On appréciera l’adverbe très précis « vaguement » pour qualifier la fibre nationaliste de la professeur. Il rend compte surtout de la représentation très vague et malhonnête que le journal livre de cette tragédie. Le Figaro avait pourtant commencé son article en évoquant l’indignation de Mme Montet-Toutain : « Le traitement de mon affaire par la presse m’a blessée », aurait-elle confié. Ça n’a pas empêché le Figaro de n’avoir aucun vague à l’âme et même de mettre les bouchées doubles dans l’ignominie. Car, pour complaire à l’administration de l’Éducation nationale, il ne craint ni de se moquer de l’autorité de la chose jugée en l’ignorant superbement ni de tenter de détruire l’image de celle qui reste pour l’institution et ses collègues un survivant reproche vivant. Paul Villach
(1) Vendredi 23 janvier 2009, la cour d’assises d’appel de Paris a réduit la peine de l’agresseur de 13 à 10 ans de réclusion. La préméditation a été cette fois écartée et seule la tentative de meurtre retenue, bien que l’agresseur soit venu en classe avec un couteau de cuisine : c’était sans doute pour tailler ses crayons.

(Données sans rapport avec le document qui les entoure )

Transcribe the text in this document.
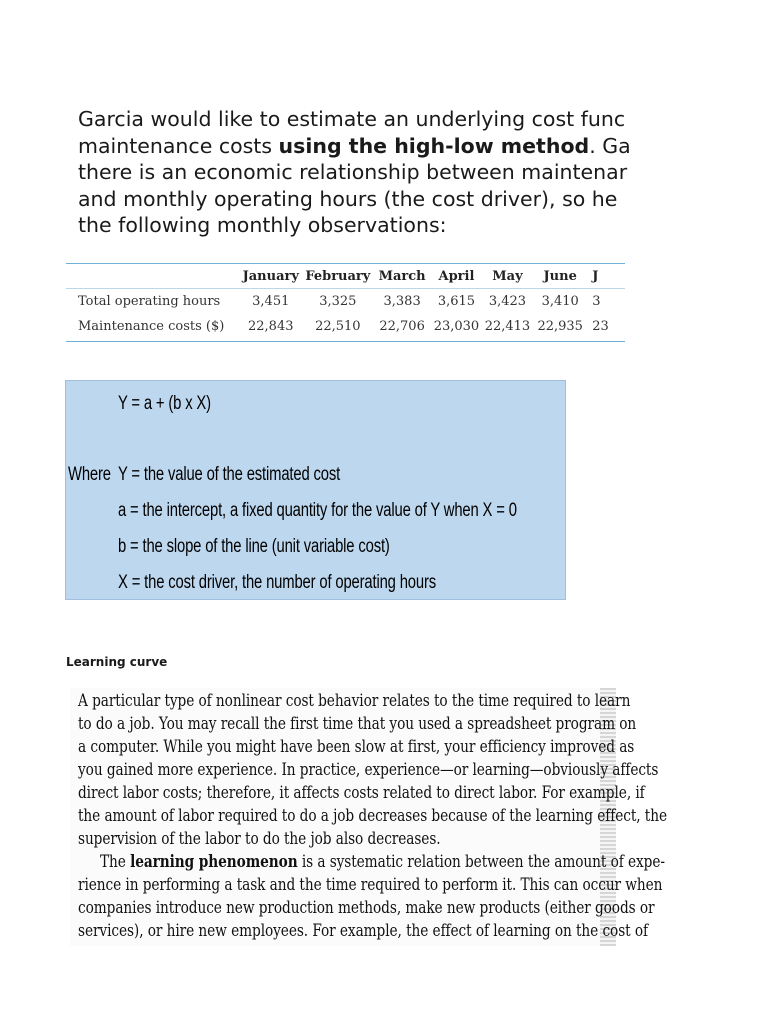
Garcia would like to estimate an underlying cost func
maintenance costs using the high-low method. Ga
there is an economic relationship between maintenar
and monthly operating hours (the cost driver), so he
the following monthly observations:
	January	February	March	April	May	June	J
Total operating hours	3,451	3,325	3,383	3,615	3,423	3,410	3
Maintenance costs ($)	22,843	22,510	22,706	23,030	22,413	22,935	23
Y = a + (b x X)
Where Y = the value of the estimated cost
a = the intercept, a fixed quantity for the value of Y when X = 0
b = the slope of the line (unit variable cost)
X = the cost driver, the number of operating hours
Learning curve
A particular type of nonlinear cost behavior relates to the time required to learn
to do a job. You may recall the first time that you used a spreadsheet program on
a computer. While you might have been slow at first, your efficiency improved as
you gained more experience. In practice, experience—or learning—obviously affects
direct labor costs; therefore, it affects costs related to direct labor. For example, if
the amount of labor required to do a job decreases because of the learning effect, the
supervision of the labor to do the job also decreases.
The learning phenomenon is a systematic relation between the amount of expe-
rience in performing a task and the time required to perform it. This can occur when
companies introduce new production methods, make new products (either goods or
services), or hire new employees. For example, the effect of learning on the cost of
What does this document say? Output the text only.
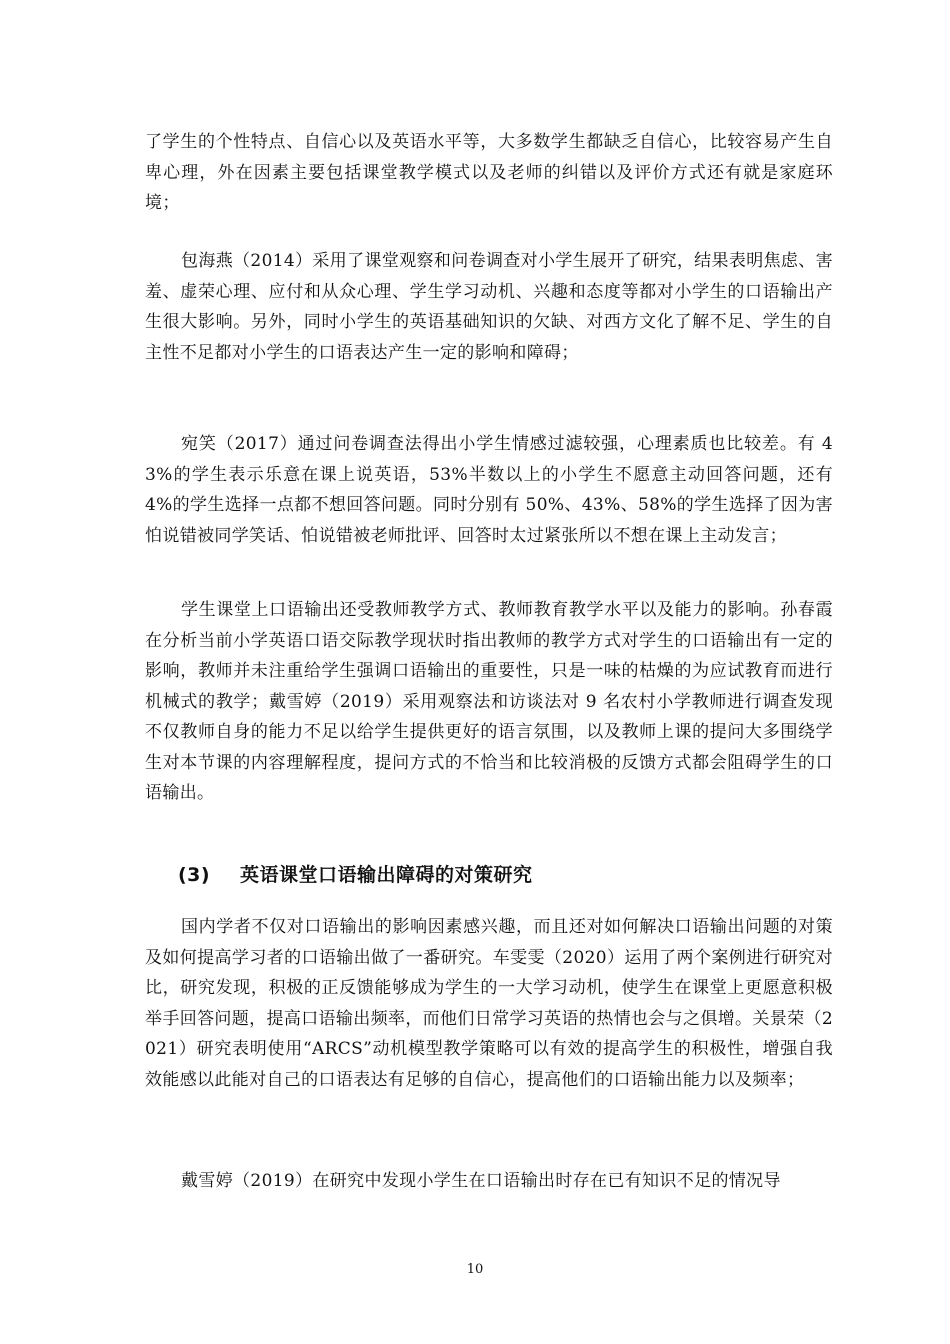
了学生的个性特点、自信心以及英语水平等，大多数学生都缺乏自信心，比较容易产生自卑心理，外在因素主要包括课堂教学模式以及老师的纠错以及评价方式还有就是家庭环境；

包海燕（2014）采用了课堂观察和问卷调查对小学生展开了研究，结果表明焦虑、害羞、虚荣心理、应付和从众心理、学生学习动机、兴趣和态度等都对小学生的口语输出产生很大影响。另外，同时小学生的英语基础知识的欠缺、对西方文化了解不足、学生的自主性不足都对小学生的口语表达产生一定的影响和障碍；

宛笑（2017）通过问卷调查法得出小学生情感过滤较强，心理素质也比较差。有 43%的学生表示乐意在课上说英语，53%半数以上的小学生不愿意主动回答问题，还有 4%的学生选择一点都不想回答问题。同时分别有 50%、43%、58%的学生选择了因为害怕说错被同学笑话、怕说错被老师批评、回答时太过紧张所以不想在课上主动发言；

学生课堂上口语输出还受教师教学方式、教师教育教学水平以及能力的影响。孙春霞在分析当前小学英语口语交际教学现状时指出教师的教学方式对学生的口语输出有一定的影响，教师并未注重给学生强调口语输出的重要性，只是一味的枯燥的为应试教育而进行机械式的教学；戴雪婷（2019）采用观察法和访谈法对 9 名农村小学教师进行调查发现不仅教师自身的能力不足以给学生提供更好的语言氛围，以及教师上课的提问大多围绕学生对本节课的内容理解程度，提问方式的不恰当和比较消极的反馈方式都会阻碍学生的口语输出。

(3) 英语课堂口语输出障碍的对策研究

国内学者不仅对口语输出的影响因素感兴趣，而且还对如何解决口语输出问题的对策及如何提高学习者的口语输出做了一番研究。车雯雯（2020）运用了两个案例进行研究对比，研究发现，积极的正反馈能够成为学生的一大学习动机，使学生在课堂上更愿意积极举手回答问题，提高口语输出频率，而他们日常学习英语的热情也会与之俱增。关景荣（2021）研究表明使用“ARCS”动机模型教学策略可以有效的提高学生的积极性，增强自我效能感以此能对自己的口语表达有足够的自信心，提高他们的口语输出能力以及频率；

戴雪婷（2019）在研究中发现小学生在口语输出时存在已有知识不足的情况导

10
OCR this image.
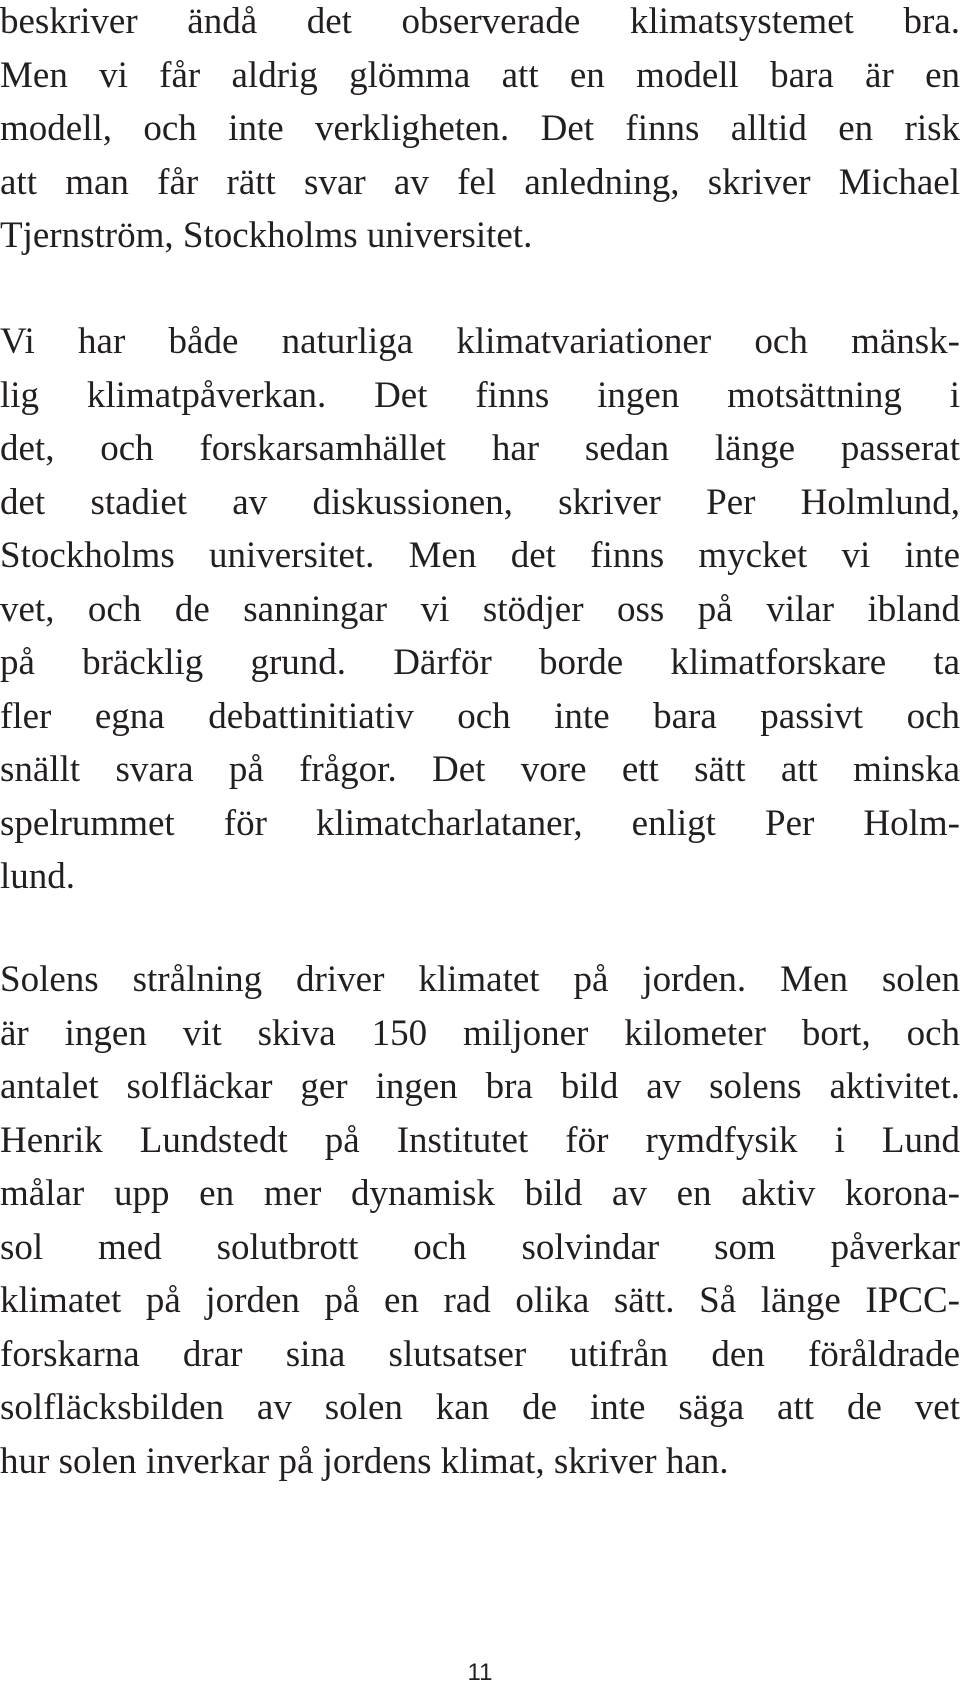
beskriver ändå det observerade klimatsystemet bra.
Men vi får aldrig glömma att en modell bara är en
modell, och inte verkligheten. Det finns alltid en risk
att man får rätt svar av fel anledning, skriver Michael
Tjernström, Stockholms universitet.
Vi har både naturliga klimatvariationer och mänsk-
lig klimatpåverkan. Det finns ingen motsättning i
det, och forskarsamhället har sedan länge passerat
det stadiet av diskussionen, skriver Per Holmlund,
Stockholms universitet. Men det finns mycket vi inte
vet, och de sanningar vi stödjer oss på vilar ibland
på bräcklig grund. Därför borde klimatforskare ta
fler egna debattinitiativ och inte bara passivt och
snällt svara på frågor. Det vore ett sätt att minska
spelrummet för klimatcharlataner, enligt Per Holm-
lund.
Solens strålning driver klimatet på jorden. Men solen
är ingen vit skiva 150 miljoner kilometer bort, och
antalet solfläckar ger ingen bra bild av solens aktivitet.
Henrik Lundstedt på Institutet för rymdfysik i Lund
målar upp en mer dynamisk bild av en aktiv korona-
sol med solutbrott och solvindar som påverkar
klimatet på jorden på en rad olika sätt. Så länge IPCC-
forskarna drar sina slutsatser utifrån den föråldrade
solfläcksbilden av solen kan de inte säga att de vet
hur solen inverkar på jordens klimat, skriver han.
11
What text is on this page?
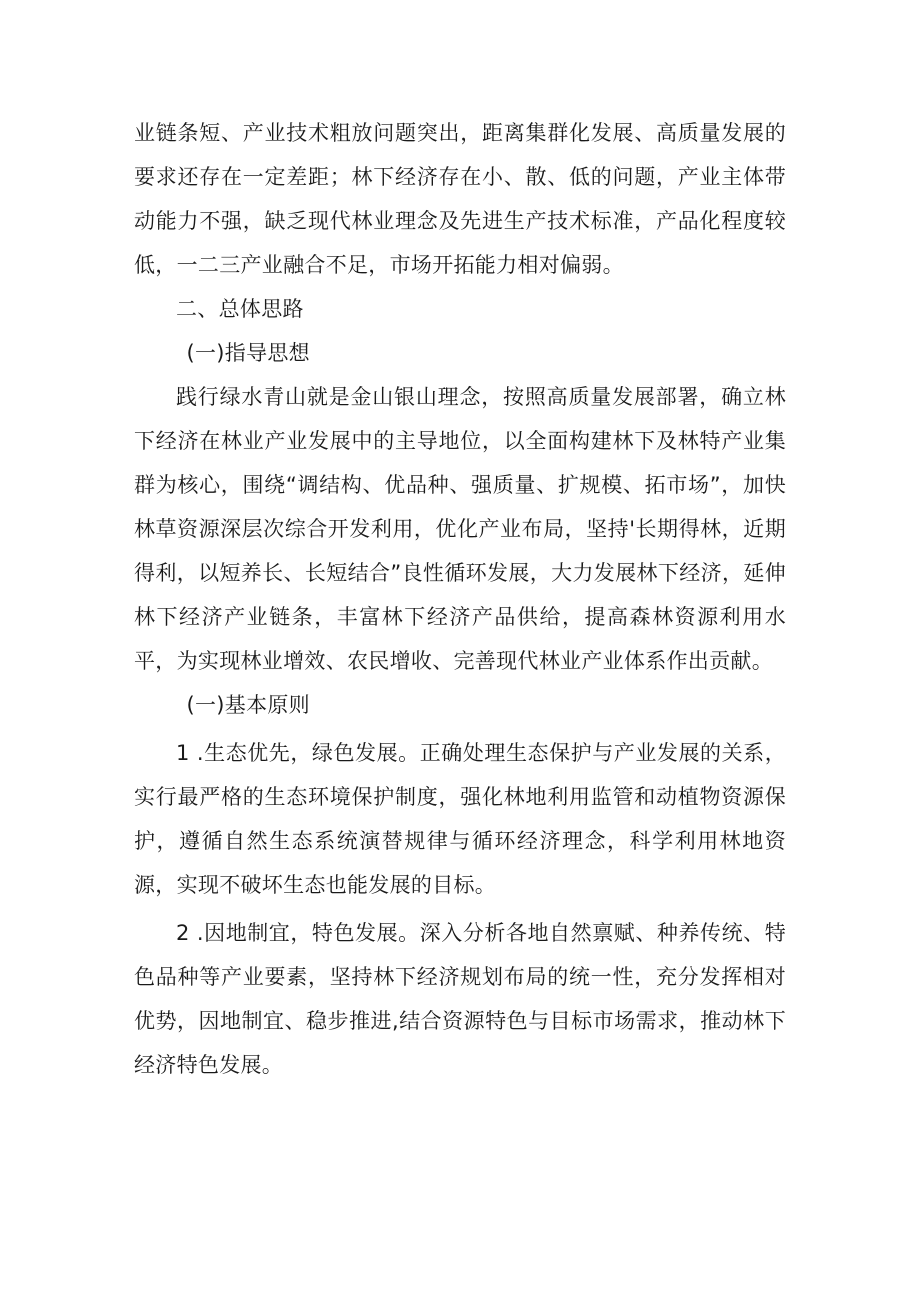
业链条短、产业技术粗放问题突出，距离集群化发展、高质量发展的要求还存在一定差距；林下经济存在小、散、低的问题，产业主体带动能力不强，缺乏现代林业理念及先进生产技术标准，产品化程度较低，一二三产业融合不足，市场开拓能力相对偏弱。

二、总体思路

(一)指导思想

践行绿水青山就是金山银山理念，按照高质量发展部署，确立林下经济在林业产业发展中的主导地位，以全面构建林下及林特产业集群为核心，围绕“调结构、优品种、强质量、扩规模、拓市场”，加快林草资源深层次综合开发利用，优化产业布局，坚持'长期得林，近期得利，以短养长、长短结合”良性循环发展，大力发展林下经济，延伸林下经济产业链条，丰富林下经济产品供给，提高森林资源利用水平，为实现林业增效、农民增收、完善现代林业产业体系作出贡献。

(一)基本原则

1 .生态优先，绿色发展。正确处理生态保护与产业发展的关系，实行最严格的生态环境保护制度，强化林地利用监管和动植物资源保护，遵循自然生态系统演替规律与循环经济理念，科学利用林地资源，实现不破坏生态也能发展的目标。

2 .因地制宜，特色发展。深入分析各地自然禀赋、种养传统、特色品种等产业要素，坚持林下经济规划布局的统一性，充分发挥相对优势，因地制宜、稳步推进,结合资源特色与目标市场需求，推动林下经济特色发展。
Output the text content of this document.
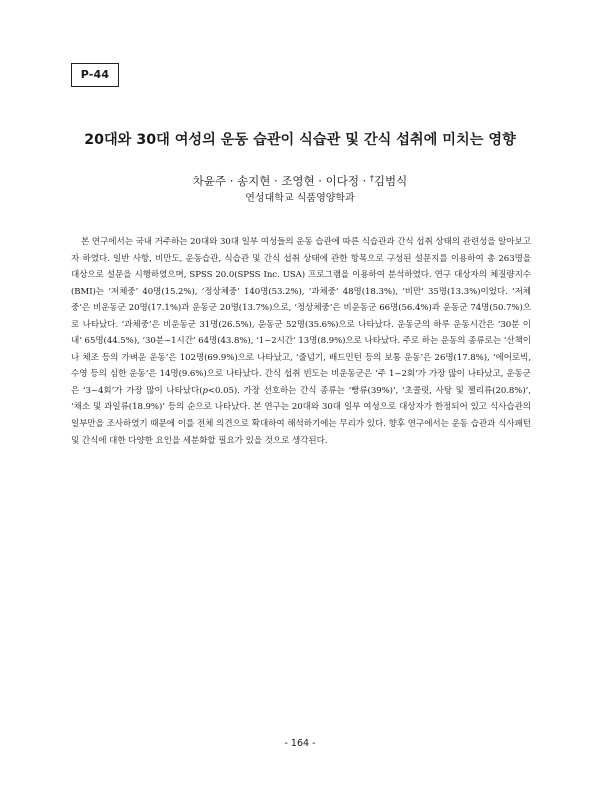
P-44
20대와 30대 여성의 운동 습관이 식습관 및 간식 섭취에 미치는 영향
차윤주 · 송지현 · 조영현 · 이다정 · †김범식
연성대학교 식품영양학과

본 연구에서는 국내 거주하는 20대와 30대 일부 여성들의 운동 습관에 따른 식습관과 간식 섭취 상태의 관련성을 알아보고자 하였다. 일반 사항, 비만도, 운동습관, 식습관 및 간식 섭취 상태에 관한 항목으로 구성된 설문지를 이용하여 총 263명을 대상으로 설문을 시행하였으며, SPSS 20.0(SPSS Inc. USA) 프로그램을 이용하여 분석하였다. 연구 대상자의 체질량지수(BMI)는 ‘저체중’ 40명(15.2%), ‘정상체중’ 140명(53.2%), ‘과체중’ 48명(18.3%), ‘비만’ 35명(13.3%)이었다. ‘저체중’은 비운동군 20명(17.1%)과 운동군 20명(13.7%)으로, ‘정상체중’은 비운동군 66명(56.4%)과 운동군 74명(50.7%)으로 나타났다. ‘과체중’은 비운동군 31명(26.5%), 운동군 52명(35.6%)으로 나타났다. 운동군의 하루 운동시간은 ‘30분 이내’ 65명(44.5%), ‘30분~1시간’ 64명(43.8%), ‘1~2시간’ 13명(8.9%)으로 나타났다. 주로 하는 운동의 종류로는 ‘산책이나 체조 등의 가벼운 운동’은 102명(69.9%)으로 나타났고, ‘줄넘기, 배드민턴 등의 보통 운동’은 26명(17.8%), ‘에어로빅, 수영 등의 심한 운동’은 14명(9.6%)으로 나타났다. 간식 섭취 빈도는 비운동군은 ‘주 1~2회’가 가장 많이 나타났고, 운동군은 ‘3~4회’가 가장 많이 나타났다(p<0.05). 가장 선호하는 간식 종류는 ‘빵류(39%)’, ‘초콜릿, 사탕 및 젤리류(20.8%)’, ‘채소 및 과일류(18.9%)’ 등의 순으로 나타났다. 본 연구는 20대와 30대 일부 여성으로 대상자가 한정되어 있고 식사습관의 일부만을 조사하였기 때문에 이를 전체 의견으로 확대하여 해석하기에는 무리가 있다. 향후 연구에서는 운동 습관과 식사패턴 및 간식에 대한 다양한 요인을 세분화할 필요가 있을 것으로 생각된다.

- 164 -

(2)http://www.lefigaro.fr/france/20070825.FIG000000640_karen_montet_toutain_l_enseignante_poignardee_d_etampes.html
(3) Paul Villach, « Le livre de Karen Montet-Toutain, professeur poignardé : le service public outragé ! », AGORAVOX, 4 octobre 2006.
(4) Paul Villach, « La conduite indigne de l’administration envers K. Montet-Toutain, cette professeur poignardée dans sa classe », AGORAVOX, 9 décembre 2008.
(5) Le Figaro.fr, 23 janvier 2008, persiste à se moquer du jugement du Tribunal Administratif de Versailles qui contredit le rapport des inspecteurs-maison : « Alors que Karen Montet-Toutain avait auparavant alerté sa hiérarchie sur des problèmes en classe, un rapport de l’Inspection générale a estimé en janvier 2006 que l’Education nationale n’avait pas commis de « faute caractérisée » ayant pu entraîner l’agression de l’enseignante. »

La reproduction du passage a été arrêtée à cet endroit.